There are now two important and surprising disk drive failure papers on Techworld. Neither MTTF, SMART diagnostics, temperature, nor drive type are well correlated with drive failure.

On the 21st Feb we ran a news story saying Google researchers had found out that SMART diagnostics were not good predictors of disk drive failure. It was based on a website version of the source paper and this was a ghastly-looking thing with split-up reference sections, missing graphs, and interpolated heading text. Trying to save it and then turn it into text or a PDF resulted in disastrous-looking text or PDF file. So we ran the news story and provided a URL for the source web pages.

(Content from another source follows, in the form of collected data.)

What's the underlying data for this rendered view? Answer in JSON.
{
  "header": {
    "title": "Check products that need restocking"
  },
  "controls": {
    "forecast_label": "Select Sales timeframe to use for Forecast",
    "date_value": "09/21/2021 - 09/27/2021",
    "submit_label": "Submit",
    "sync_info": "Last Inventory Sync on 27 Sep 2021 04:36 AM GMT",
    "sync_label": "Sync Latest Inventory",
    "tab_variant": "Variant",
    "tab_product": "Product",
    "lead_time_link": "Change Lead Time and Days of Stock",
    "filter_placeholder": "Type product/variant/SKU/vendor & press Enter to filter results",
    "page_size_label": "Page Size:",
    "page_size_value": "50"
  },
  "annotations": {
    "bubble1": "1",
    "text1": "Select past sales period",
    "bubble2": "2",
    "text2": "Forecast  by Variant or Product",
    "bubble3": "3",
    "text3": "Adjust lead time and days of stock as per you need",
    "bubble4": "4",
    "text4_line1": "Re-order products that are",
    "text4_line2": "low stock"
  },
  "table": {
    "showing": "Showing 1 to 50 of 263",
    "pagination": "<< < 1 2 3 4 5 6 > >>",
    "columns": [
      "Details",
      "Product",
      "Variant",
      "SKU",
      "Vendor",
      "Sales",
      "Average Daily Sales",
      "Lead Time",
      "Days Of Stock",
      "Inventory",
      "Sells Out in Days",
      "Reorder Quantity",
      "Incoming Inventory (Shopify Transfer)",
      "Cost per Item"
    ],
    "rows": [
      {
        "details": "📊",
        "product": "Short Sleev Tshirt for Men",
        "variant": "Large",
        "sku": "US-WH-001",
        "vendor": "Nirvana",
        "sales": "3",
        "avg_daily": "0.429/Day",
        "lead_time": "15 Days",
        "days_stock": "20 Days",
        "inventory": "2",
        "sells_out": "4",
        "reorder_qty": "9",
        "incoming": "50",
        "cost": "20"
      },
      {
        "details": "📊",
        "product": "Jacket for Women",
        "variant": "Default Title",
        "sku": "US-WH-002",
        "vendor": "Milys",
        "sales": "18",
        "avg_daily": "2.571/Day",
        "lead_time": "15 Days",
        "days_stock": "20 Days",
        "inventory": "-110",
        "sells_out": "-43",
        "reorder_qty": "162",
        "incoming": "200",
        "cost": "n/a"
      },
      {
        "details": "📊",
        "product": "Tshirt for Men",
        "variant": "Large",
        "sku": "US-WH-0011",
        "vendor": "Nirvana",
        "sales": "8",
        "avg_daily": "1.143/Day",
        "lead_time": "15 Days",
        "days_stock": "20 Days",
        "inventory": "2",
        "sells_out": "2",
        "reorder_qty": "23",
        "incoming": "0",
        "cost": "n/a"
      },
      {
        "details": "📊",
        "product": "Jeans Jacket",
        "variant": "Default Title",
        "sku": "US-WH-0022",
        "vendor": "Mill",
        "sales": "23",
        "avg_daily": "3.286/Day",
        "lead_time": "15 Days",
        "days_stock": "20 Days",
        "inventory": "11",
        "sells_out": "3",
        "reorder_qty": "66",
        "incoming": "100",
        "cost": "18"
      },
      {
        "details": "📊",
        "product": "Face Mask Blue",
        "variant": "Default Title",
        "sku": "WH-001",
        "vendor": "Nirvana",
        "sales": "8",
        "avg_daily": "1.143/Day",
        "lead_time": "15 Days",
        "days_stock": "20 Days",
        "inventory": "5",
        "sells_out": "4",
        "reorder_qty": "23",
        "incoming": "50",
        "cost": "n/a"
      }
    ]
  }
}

Now Carnegie-Mellon researchers have also released a report into real-world disk drive failures. It was, in point of fact, referenced in the Google paper. The C-M report was turned into a PDF easily and can be downloaded from Techworld here.

The C-M report said Mean Time To Failure figures are poor predictors of disk drive failure rates as well, also that whether the drives were SATA, SCSI or Fibre Channel didn't affect failure rates either.

I had another go at the Google paper and turned it after a morning of Word work into a readable, reasonably well laid-out PDF file. You can download it from here.

So SMART diagnostics, MTTF figures, temperature, and whether the disk is a SATA, SCSI or FC drive; none of these are good predictors of failure rates. These two white papers are the only high-standard, user or academic (meaning supplier-independent) studies into disk drive failures in very large populations of drives. They are, in my opinion, absolutely essential reading for anyone concerned with disk drive maintenance. Download them both, read thoroughly, and reconsider your disk failure protection arrangements in light of them.

RAID 6 might seem like a much better idea after reading them.